France's finance minister has called for debate about the strength of the euro, as the currency neared a seven-week peak against the U.S. dollar on Tuesday.
The euro zone currency hit $1.3944 on Tuesday, a smidgen off its year-peak of $1.3965, reached in March. Since the start of the year, the euro has risen 1.37 percent against the dollar, and it is 5.67 percent higher versus the greenback since the start of 2013.
Michel Sapin, the French finance minister, said euro zone members needed to openly discuss the strength of the euro and its potentially negative impact on the regional economy. A stronger euro makes euro zone exports more expensive in the global market, thereby hindering the euro zone's efforts to grow and regain its competitiveness.
"The debate on the level of the euro is a free debate, a debate that is a joint competency between the European Central Bank (ECB) and also the (Governing) Council. We need to be able to debate about it, to discuss it," he told CNBC from the Eurogroup meeting of euro zone finance ministers in Brussels.
Sapin said he agreed with the ECB's view that the strengthening euro was fueling disinflation—a major worry for the central bank.
"The fact that, at the moment, the ECB considers an overly strong euro is weighing too much on prices and leading to too low inflation is, in my view, a correct assessment," Sapin said.
Euro zone inflation picked up in April, according to data released last week, but remained below expectations, coming in at 0.7 percent. It marked the seventh month in a row that inflation in the 18-country currency bloc came in below 1 percent.
Sapin has previously warned that a too-strong euro was bad for growth in both France and Europe overall. This view was also espoused by French Minister Manual Valls on Saturday.

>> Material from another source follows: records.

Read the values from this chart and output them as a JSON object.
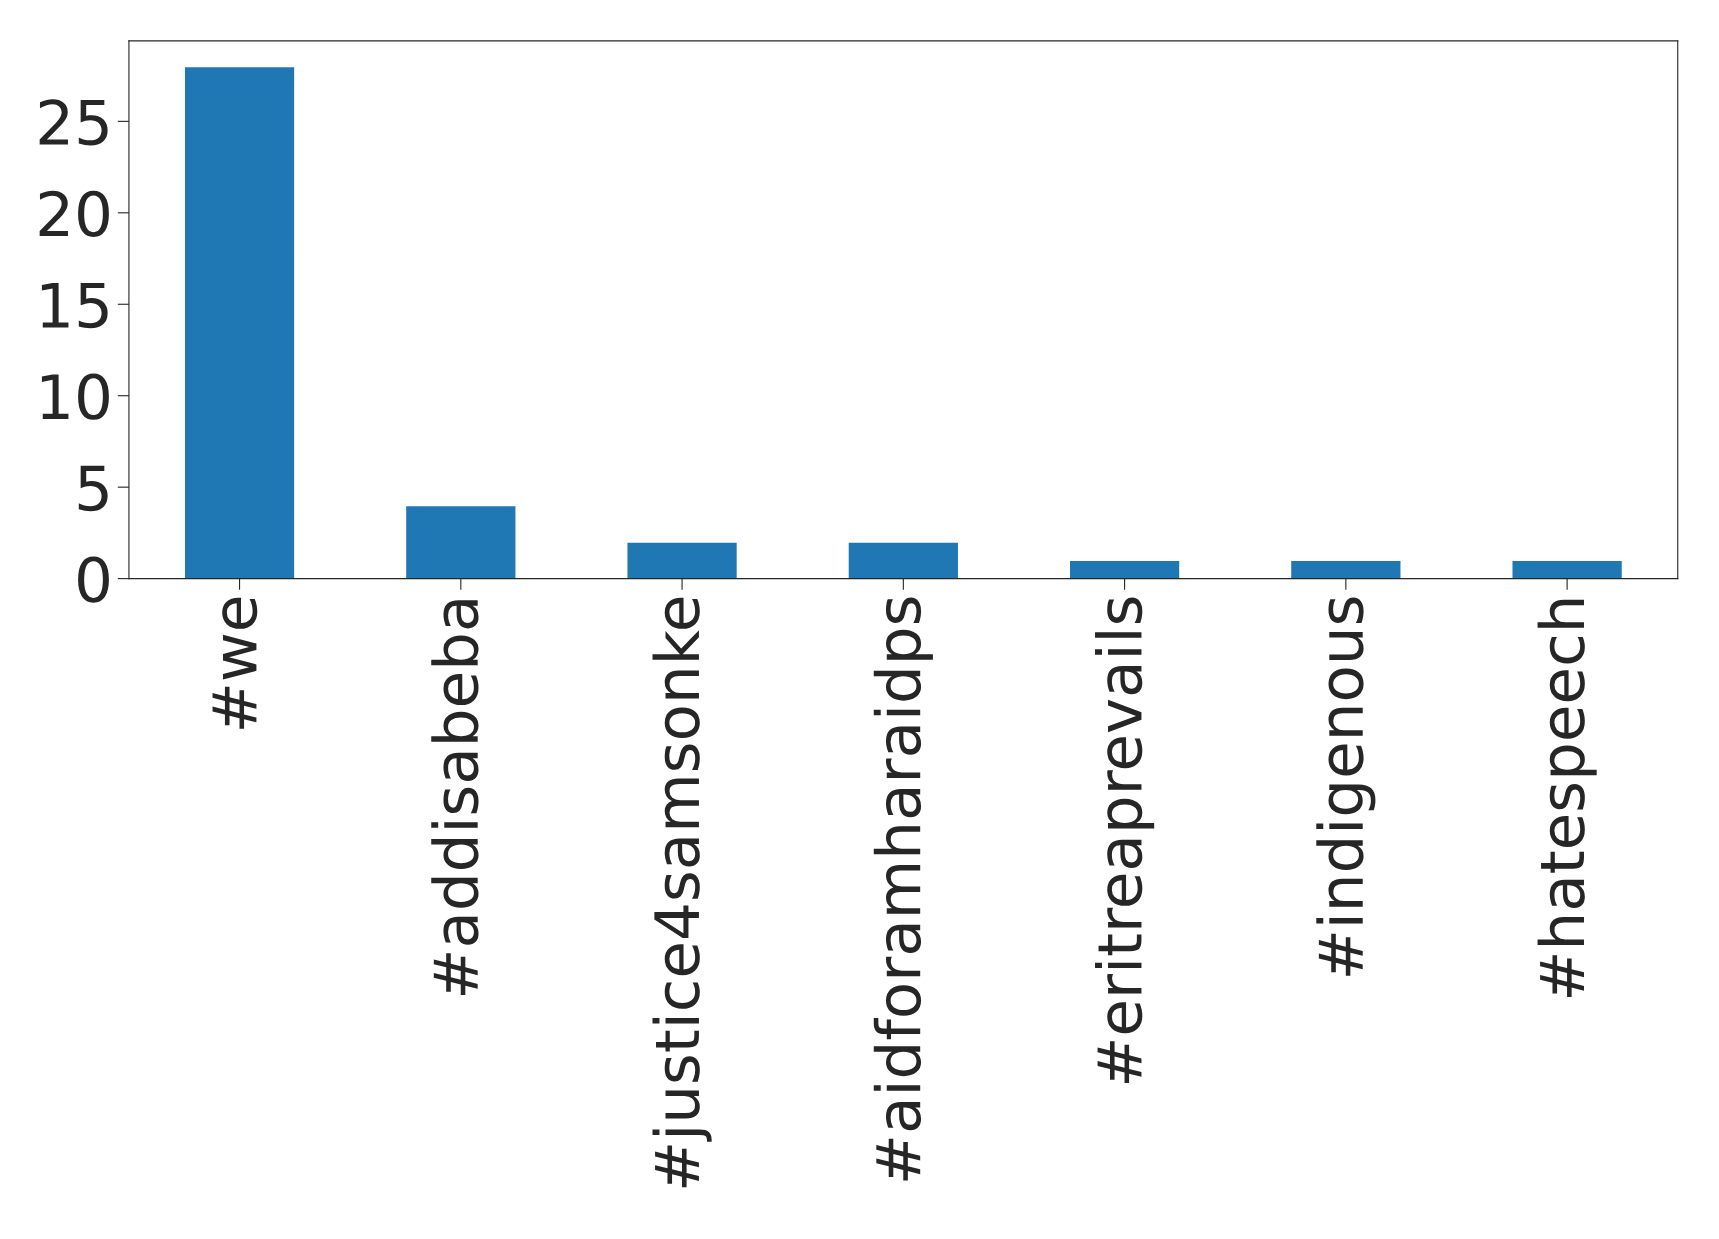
{
  "chart_data": {
    "type": "bar",
    "categories": [
      "#we",
      "#addisabeba",
      "#justice4samsonke",
      "#aidforamharaidps",
      "#eritreaprevails",
      "#indigenous",
      "#hatespeech"
    ],
    "values": [
      28,
      4,
      2,
      2,
      1,
      1,
      1
    ],
    "color": "#1f77b4",
    "ylim": [
      0,
      29.4
    ],
    "yticks": [
      0,
      5,
      10,
      15,
      20,
      25
    ],
    "grid": false,
    "legend": false
  }
}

The topic will be in focus when the ECB holds its monthly policy meeting on Thursday. Further interest rate cuts are seen as unlikely after months of speculation, but the central bank's President Mario Draghi has cited euro strength as a potential trigger for easing monetary policy further.
The latest uptick in the euro materialized on Tuesday after data showed that business activity in the euro zone hit a three-year high in April. Markit's final euro zone purchasing managers' composite index came in at 54.0, up from 53.1 the previous month, with strong upturns apparent in previously struggling Spain and Ireland.